De la mano de Agustín Laje, el negacionista e ideólogo de la supuesta batalla cultural que busca librar el presidente Javier Milei pero que no es más que un pobre intento reaccionario frente a las conquistas sociales de aquellos sectores que son siempre blanco predilecto de las ultraderechas de todo el mundo, el gobierno libertario, se prevé, intentará como todos los 24 de marzo darle nuevos bríos a la remanida teoría de los dos demonios.
Sin embargo la avanzada libertaria no se libra sólo en el plano de lo discursivo y de la supuesta batalla cultural sino que tiene efectos concretos en el día a día del ejercicio de los Derechos Humanos y en la reparación de los delitos de lesa humanidad que se siguen cometiendo en cada uno de los más de 300 hombres y mujeres que no conocen todavía su verdadera identidad.
Es que el área de Derechos Humanos es precisamente uno de los más afectadas por la muy bien aceitada motosierra libertaria. Desde 2025, el Gobierno no asigna fondos para el funcionamiento de la ex ESMA ni otros espacios de memoria. Durante el primer año de gestión de Milei, el presupuesto destinado a estos espacios sufrió un recorte que solo puede explicarse por la indisimulable intención de cerrarlos. Según datos oficiales, la partida para la “Muestra Permanente Museo de Sitio ESMA” cayó un 88% en términos reales en 2024, mientras que la destinada a la “Puesta en Valor de Sitios y Espacios de Memoria” se redujo un 92,2%. El ajuste siguió en 2025 y para este año directamente no se prevé ni un solo peso de financiamiento.
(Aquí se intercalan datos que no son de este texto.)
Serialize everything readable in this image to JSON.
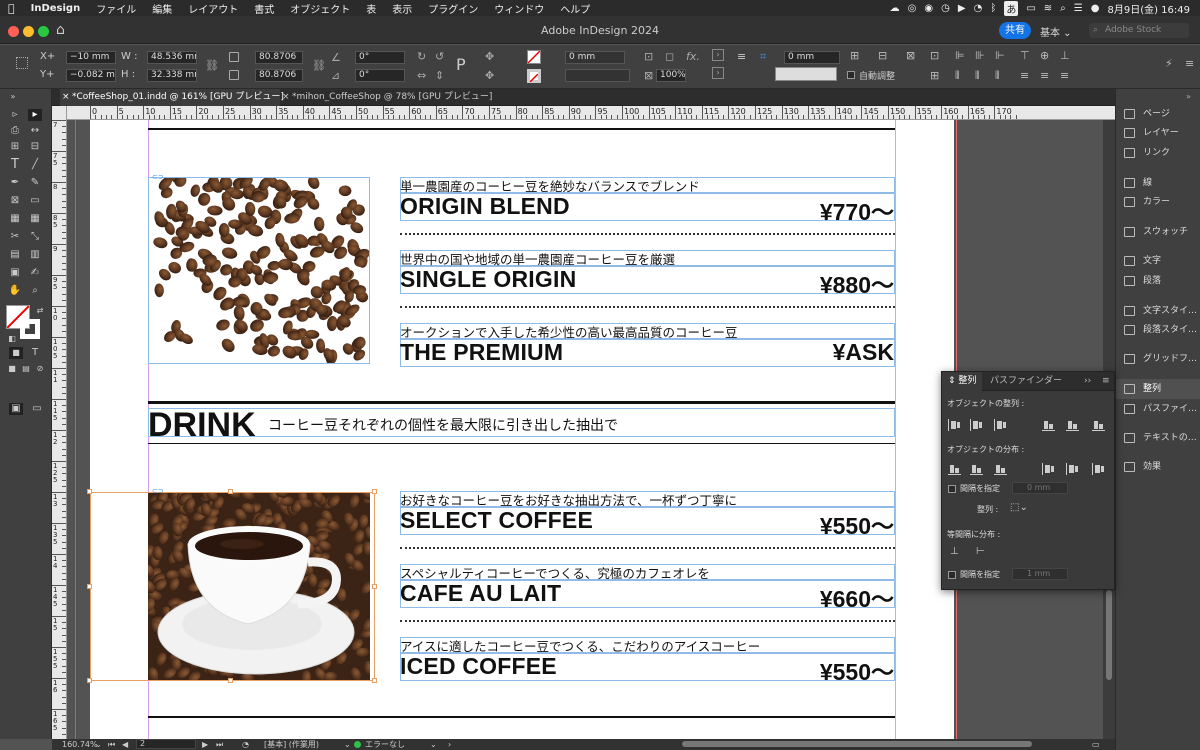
{
  "menubar": {
    "app": "InDesign",
    "items": [
      "ファイル",
      "編集",
      "レイアウト",
      "書式",
      "オブジェクト",
      "表",
      "表示",
      "プラグイン",
      "ウィンドウ",
      "ヘルプ"
    ],
    "input_mode": "あ",
    "datetime": "8月9日(金) 16:49"
  },
  "window": {
    "title": "Adobe InDesign 2024",
    "share_label": "共有",
    "workspace": "基本",
    "stock_search": "Adobe Stock"
  },
  "control": {
    "x_label": "X+",
    "y_label": "Y+",
    "x_value": "−10 mm",
    "y_value": "−0.082 mm",
    "w_label": "W :",
    "h_label": "H :",
    "w_value": "48.536 mm",
    "h_value": "32.338 mm",
    "scale_x": "80.8706",
    "scale_y": "80.8706",
    "rotate": "0°",
    "shear": "0°",
    "stroke_weight": "0 mm",
    "opacity": "100%",
    "inset": "0 mm",
    "autofit_label": "自動調整"
  },
  "tabs": [
    {
      "label": "*CoffeeShop_01.indd @ 161% [GPU プレビュー]",
      "close": "×"
    },
    {
      "label": "*mihon_CoffeeShop @ 78% [GPU プレビュー]",
      "close": "×"
    }
  ],
  "ruler": {
    "h_marks": [
      "0",
      "5",
      "10",
      "15",
      "20",
      "25",
      "30",
      "35",
      "40",
      "45",
      "50",
      "55",
      "60",
      "65",
      "70",
      "75",
      "80",
      "85",
      "90",
      "95",
      "100",
      "105",
      "110",
      "115",
      "120",
      "125",
      "130",
      "135",
      "140",
      "145",
      "150",
      "155",
      "160",
      "165",
      "170"
    ],
    "v_marks": [
      "7",
      "7 5",
      "8",
      "8 5",
      "9",
      "9 5",
      "1 0",
      "1 0 5",
      "1 1",
      "1 1 5",
      "1 2",
      "1 2 5",
      "1 3",
      "1 3 5",
      "1 4",
      "1 4 5",
      "1 5",
      "1 5 5",
      "1 6",
      "1 6 5"
    ]
  },
  "document": {
    "coffee_items": [
      {
        "sub": "単一農園産のコーヒー豆を絶妙なバランスでブレンド",
        "name": "ORIGIN BLEND",
        "price": "¥770〜"
      },
      {
        "sub": "世界中の国や地域の単一農園産コーヒー豆を厳選",
        "name": "SINGLE ORIGIN",
        "price": "¥880〜"
      },
      {
        "sub": "オークションで入手した希少性の高い最高品質のコーヒー豆",
        "name": "THE PREMIUM",
        "price": "¥ASK"
      }
    ],
    "drink_heading": "DRINK",
    "drink_tagline": "コーヒー豆それぞれの個性を最大限に引き出した抽出で",
    "drink_items": [
      {
        "sub": "お好きなコーヒー豆をお好きな抽出方法で、一杯ずつ丁寧に",
        "name": "SELECT COFFEE",
        "price": "¥550〜"
      },
      {
        "sub": "スペシャルティコーヒーでつくる、究極のカフェオレを",
        "name": "CAFE AU LAIT",
        "price": "¥660〜"
      },
      {
        "sub": "アイスに適したコーヒー豆でつくる、こだわりのアイスコーヒー",
        "name": "ICED COFFEE",
        "price": "¥550〜"
      }
    ]
  },
  "dock": {
    "items": [
      "ページ",
      "レイヤー",
      "リンク",
      "線",
      "カラー",
      "スウォッチ",
      "文字",
      "段落",
      "文字スタイ…",
      "段落スタイ…",
      "グリッドフ…",
      "整列",
      "パスファイ…",
      "テキストの…",
      "効果"
    ]
  },
  "align_panel": {
    "tab_align": "整列",
    "tab_pathfinder": "パスファインダー",
    "sec_align": "オブジェクトの整列 :",
    "sec_distribute": "オブジェクトの分布 :",
    "spacing_label": "間隔を指定",
    "spacing_value": "0 mm",
    "align_to_label": "整列 :",
    "sec_distribute_spacing": "等間隔に分布 :",
    "spacing_label2": "間隔を指定",
    "spacing_value2": "1 mm"
  },
  "status": {
    "zoom": "160.74%",
    "page": "2",
    "style": "[基本] (作業用)",
    "preflight": "エラーなし"
  },
  "colors": {
    "accent": "#1473e6",
    "ok": "#2fbf4a",
    "frame": "#8fbbe8",
    "selection": "#e8a064"
  }
}
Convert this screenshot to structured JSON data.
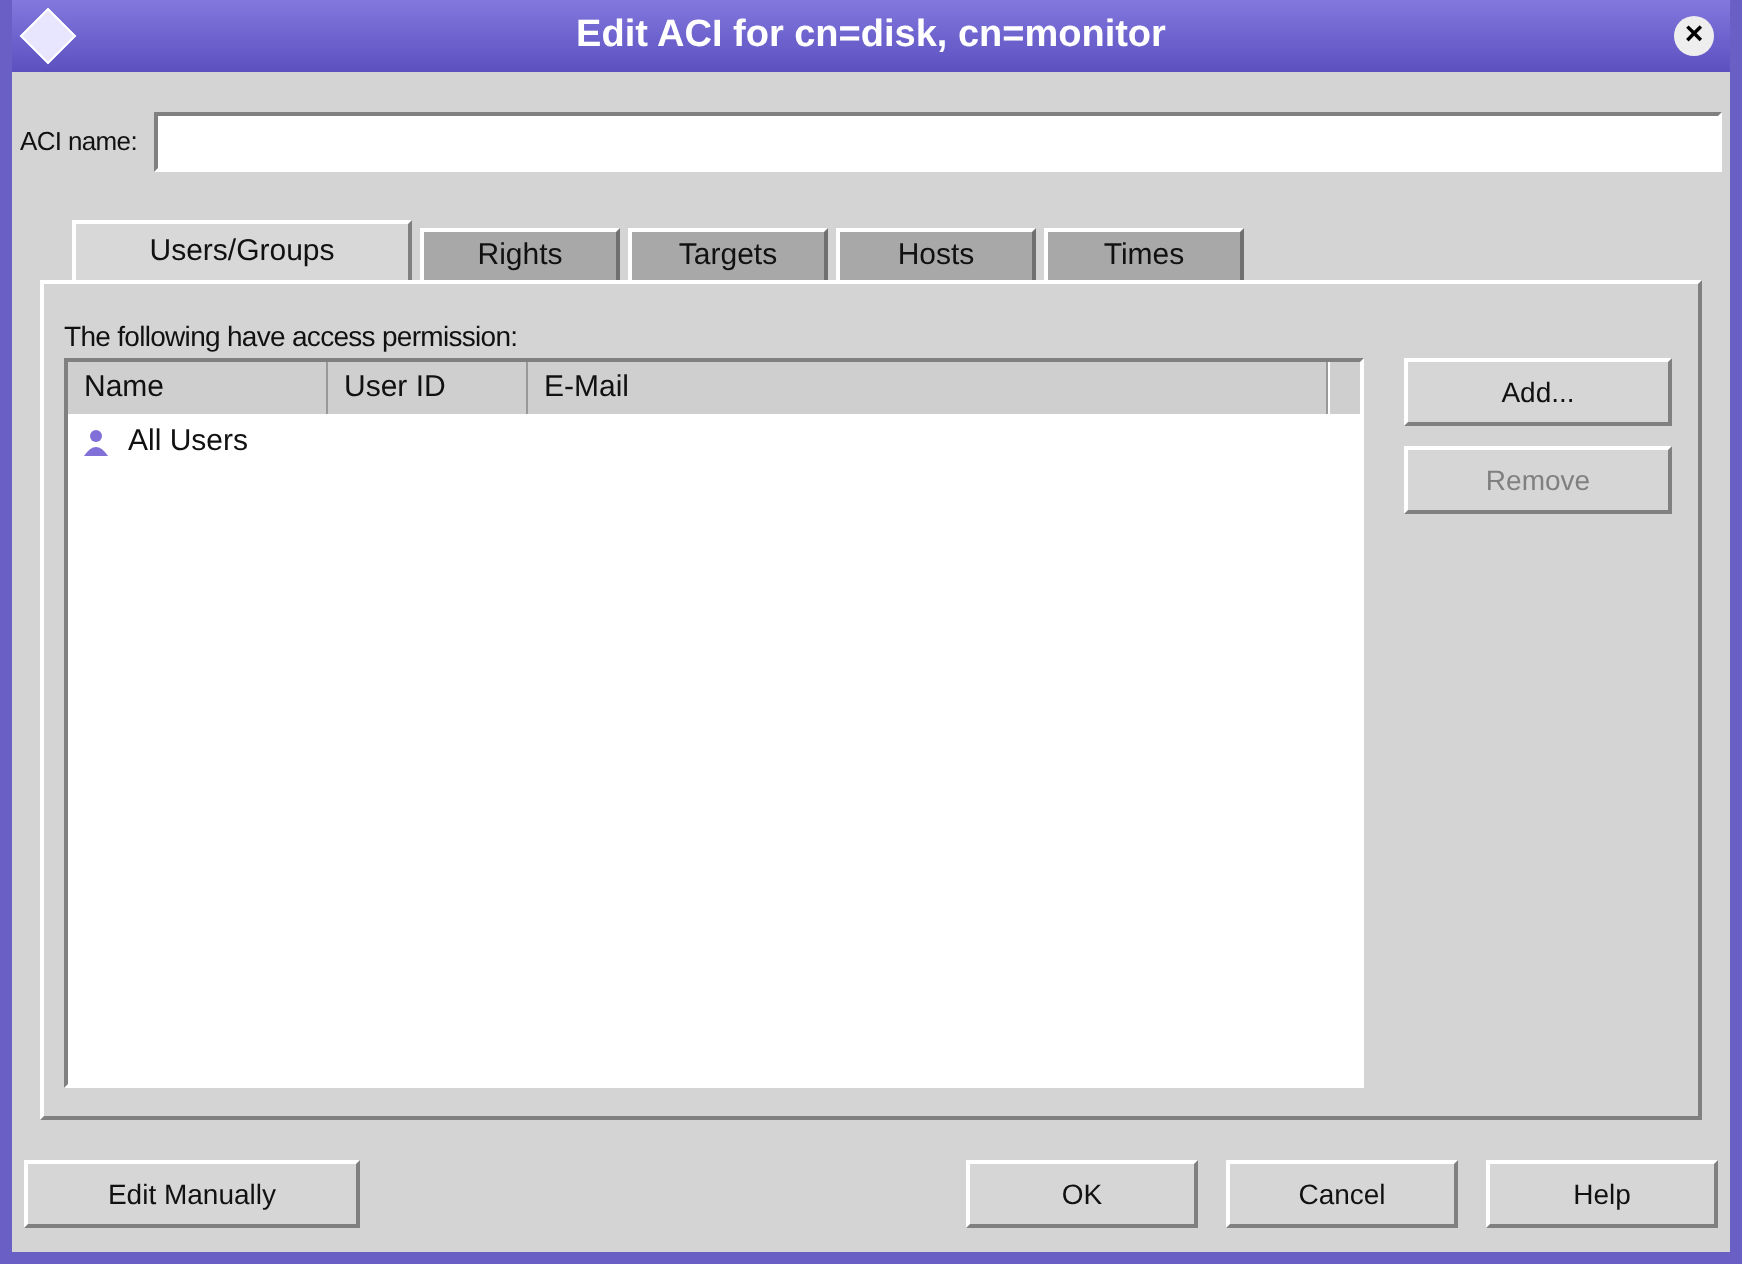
{
  "window": {
    "title": "Edit ACI for cn=disk, cn=monitor",
    "close": "×"
  },
  "aci_name": {
    "label": "ACI name:"
  },
  "tabs": [
    {
      "label": "Users/Groups",
      "selected": true
    },
    {
      "label": "Rights",
      "selected": false
    },
    {
      "label": "Targets",
      "selected": false
    },
    {
      "label": "Hosts",
      "selected": false
    },
    {
      "label": "Times",
      "selected": false
    }
  ],
  "caption": "The following have access permission:",
  "table": {
    "columns": [
      "Name",
      "User ID",
      "E-Mail"
    ],
    "rows": [
      {
        "name": "All Users"
      }
    ]
  },
  "side_buttons": [
    {
      "label": "Add...",
      "disabled": false
    },
    {
      "label": "Remove",
      "disabled": true
    }
  ],
  "footer_left": {
    "label": "Edit Manually"
  },
  "footer_buttons": [
    "OK",
    "Cancel",
    "Help"
  ]
}
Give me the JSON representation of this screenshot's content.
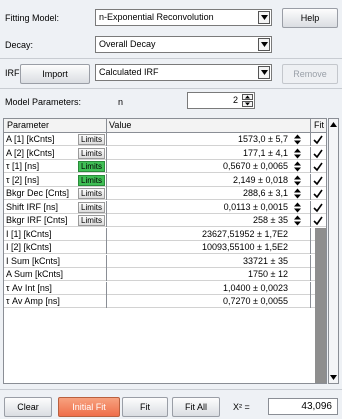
{
  "fitting_model": {
    "label": "Fitting Model:",
    "value": "n-Exponential Reconvolution",
    "help": "Help"
  },
  "decay": {
    "label": "Decay:",
    "value": "Overall Decay"
  },
  "irf": {
    "label": "IRF:",
    "import": "Import",
    "value": "Calculated IRF",
    "remove": "Remove"
  },
  "model_params": {
    "label": "Model Parameters:",
    "n_label": "n",
    "n_value": "2"
  },
  "grid": {
    "headers": {
      "parameter": "Parameter",
      "value": "Value",
      "fit": "Fit"
    },
    "limits_label": "Limits",
    "rows": [
      {
        "name": "A [1] [kCnts]",
        "value": "1573,0 ± 5,7",
        "limits_active": false
      },
      {
        "name": "A [2] [kCnts]",
        "value": "177,1 ± 4,1",
        "limits_active": false
      },
      {
        "name": "τ [1] [ns]",
        "value": "0,5670 ± 0,0065",
        "limits_active": true
      },
      {
        "name": "τ [2] [ns]",
        "value": "2,149 ± 0,018",
        "limits_active": true
      },
      {
        "name": "Bkgr Dec [Cnts]",
        "value": "288,6 ± 3,1",
        "limits_active": false
      },
      {
        "name": "Shift IRF [ns]",
        "value": "0,0113 ± 0,0015",
        "limits_active": false
      },
      {
        "name": "Bkgr IRF [Cnts]",
        "value": "258 ± 35",
        "limits_active": false
      }
    ],
    "derived": [
      {
        "name": "I [1] [kCnts]",
        "value": "23627,51952 ± 1,7E2"
      },
      {
        "name": "I [2] [kCnts]",
        "value": "10093,55100 ± 1,5E2"
      },
      {
        "name": "I Sum [kCnts]",
        "value": "33721 ± 35"
      },
      {
        "name": "A Sum [kCnts]",
        "value": "1750 ± 12"
      },
      {
        "name": "τ Av Int [ns]",
        "value": "1,0400 ± 0,0023"
      },
      {
        "name": "τ Av Amp [ns]",
        "value": "0,7270 ± 0,0055"
      }
    ]
  },
  "buttons": {
    "clear": "Clear",
    "initial_fit": "Initial Fit",
    "fit": "Fit",
    "fit_all": "Fit All"
  },
  "chi2": {
    "label": "X² =",
    "value": "43,096"
  },
  "colors": {
    "orange_button": "#ef6e4a",
    "limits_active": "#3fbf55"
  },
  "icons": [
    "dropdown-arrow-icon",
    "spin-up-icon",
    "spin-down-icon",
    "checkmark-icon",
    "scroll-up-icon",
    "scroll-down-icon"
  ]
}
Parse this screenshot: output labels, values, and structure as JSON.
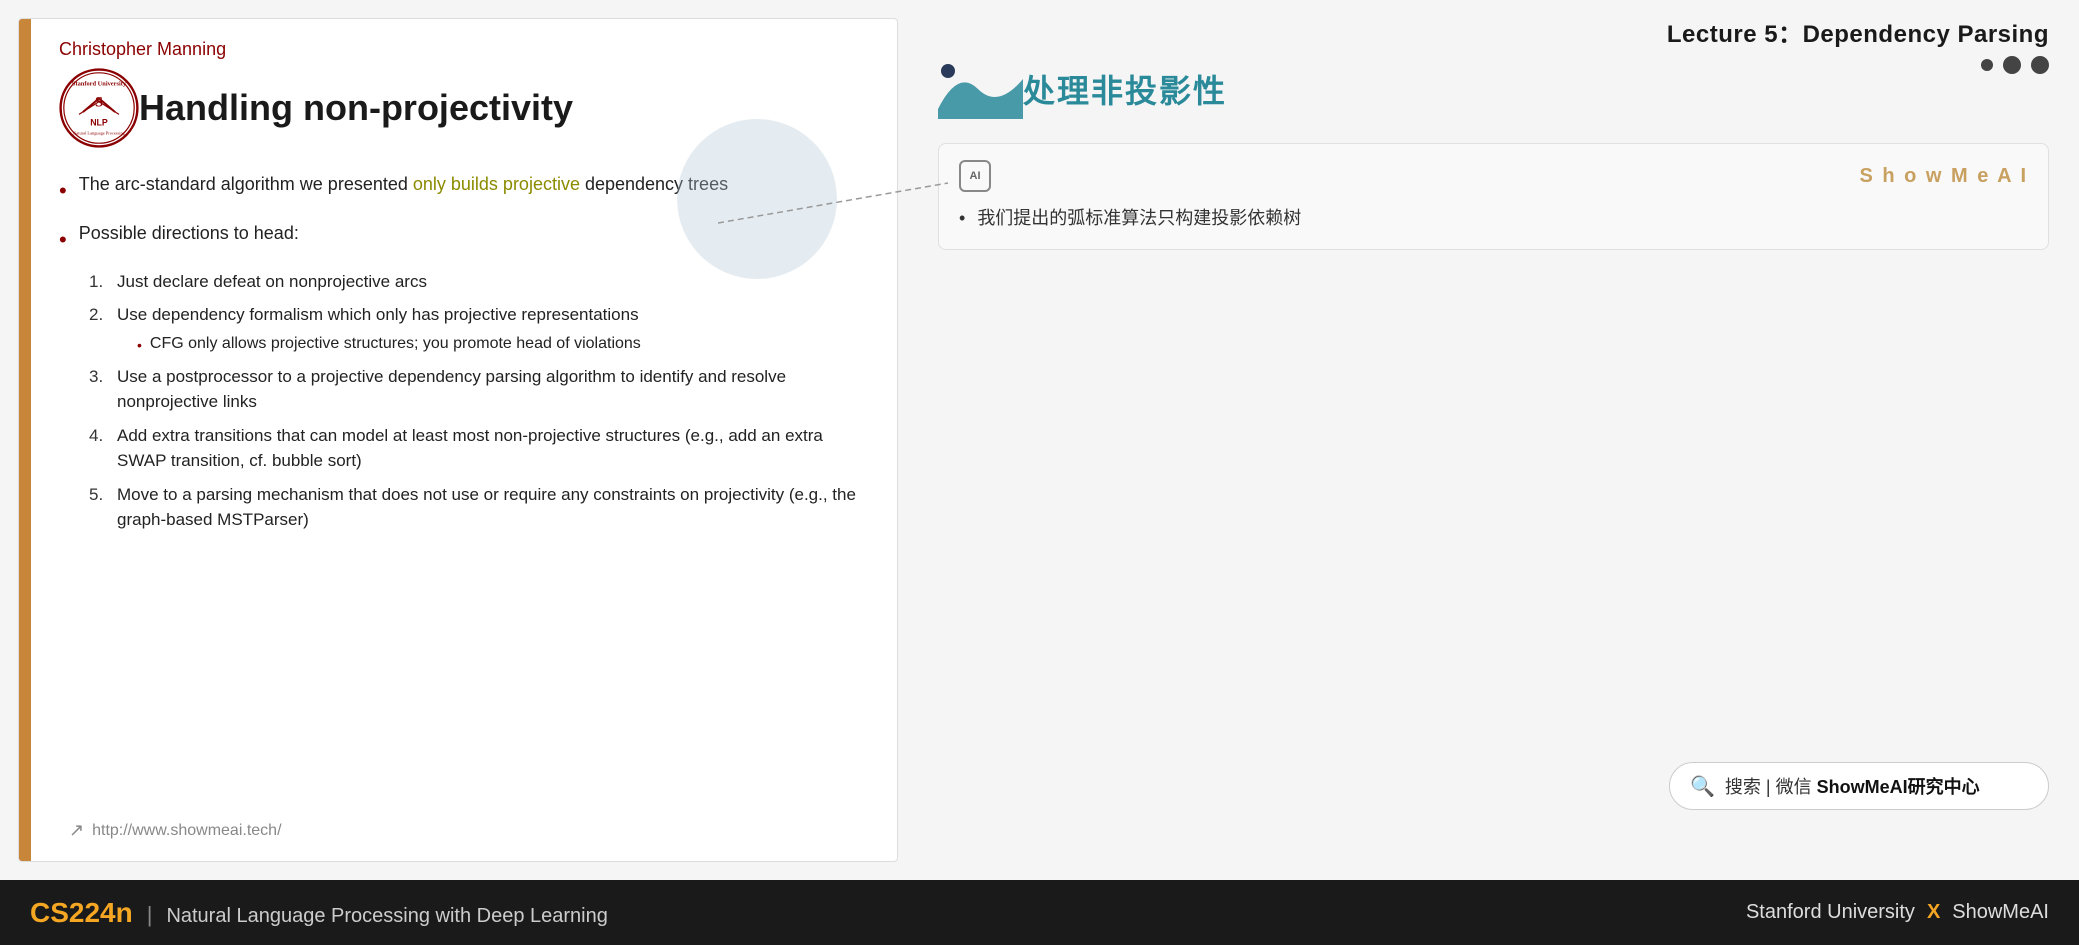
{
  "lecture": {
    "title": "Lecture 5：Dependency Parsing"
  },
  "slide": {
    "author": "Christopher Manning",
    "title": "Handling non-projectivity",
    "url": "http://www.showmeai.tech/",
    "bullet1": {
      "prefix": "The arc-standard algorithm we presented ",
      "highlight": "only builds projective",
      "suffix": " dependency trees"
    },
    "bullet2": "Possible directions to head:",
    "numbered_items": [
      "Just declare defeat on nonprojective arcs",
      "Use dependency formalism which only has projective representations",
      "Use a postprocessor to a projective dependency parsing algorithm to identify and resolve nonprojective links",
      "Add extra transitions that can model at least most non-projective structures (e.g., add an extra SWAP transition, cf. bubble sort)",
      "Move to a parsing mechanism that does not use or require any constraints on projectivity (e.g., the graph-based MSTParser)"
    ],
    "sub_bullet": "CFG only allows projective structures; you promote head of violations"
  },
  "right_panel": {
    "chinese_title": "处理非投影性",
    "ai_icon_label": "AI",
    "showmeai_label": "S h o w M e A I",
    "translation_bullet": "我们提出的弧标准算法只构建投影依赖树"
  },
  "search": {
    "icon": "🔍",
    "text": "搜索 | 微信 ",
    "bold_text": "ShowMeAI研究中心"
  },
  "bottom_bar": {
    "course_code": "CS224n",
    "separator": "|",
    "course_name": "Natural Language Processing with Deep Learning",
    "right_text": "Stanford University",
    "x_symbol": "X",
    "showmeai": "ShowMeAI"
  },
  "nav_dots": [
    "dot1",
    "dot2",
    "dot3"
  ],
  "small_dot": "dot-small"
}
En la misma línea el Centro Iberoamericano de Investigación en Ciencia, Tecnología e Innovación (Ciicti) alertó días atrás por el vaciamiento del Banco Nacional de Datos Genéticos (BNDG) que está llevando adelante el gobierno de Milei en su doble política de ajuste del Estado por un lado y de negacionismo del Terrorismo de Estado por el otro.
El BNDG es la institución que se encarga de la obtención, almacenamiento y análisis de muestras genéticas necesarias para el esclarecimiento de delitos de lesa humanidad cometidos durante la dictadura. Creado en 1987 mediante la Ley 23.511, el trabajo del BNDG resultó fundamental para la identificación de menores apropiados durante la última Dictadura. Desde el inicio del trabajo de Abuelas de Plaza de Mayo junto al BNDG, 140 hombres y mujeres recuperaron su verdadera identidad.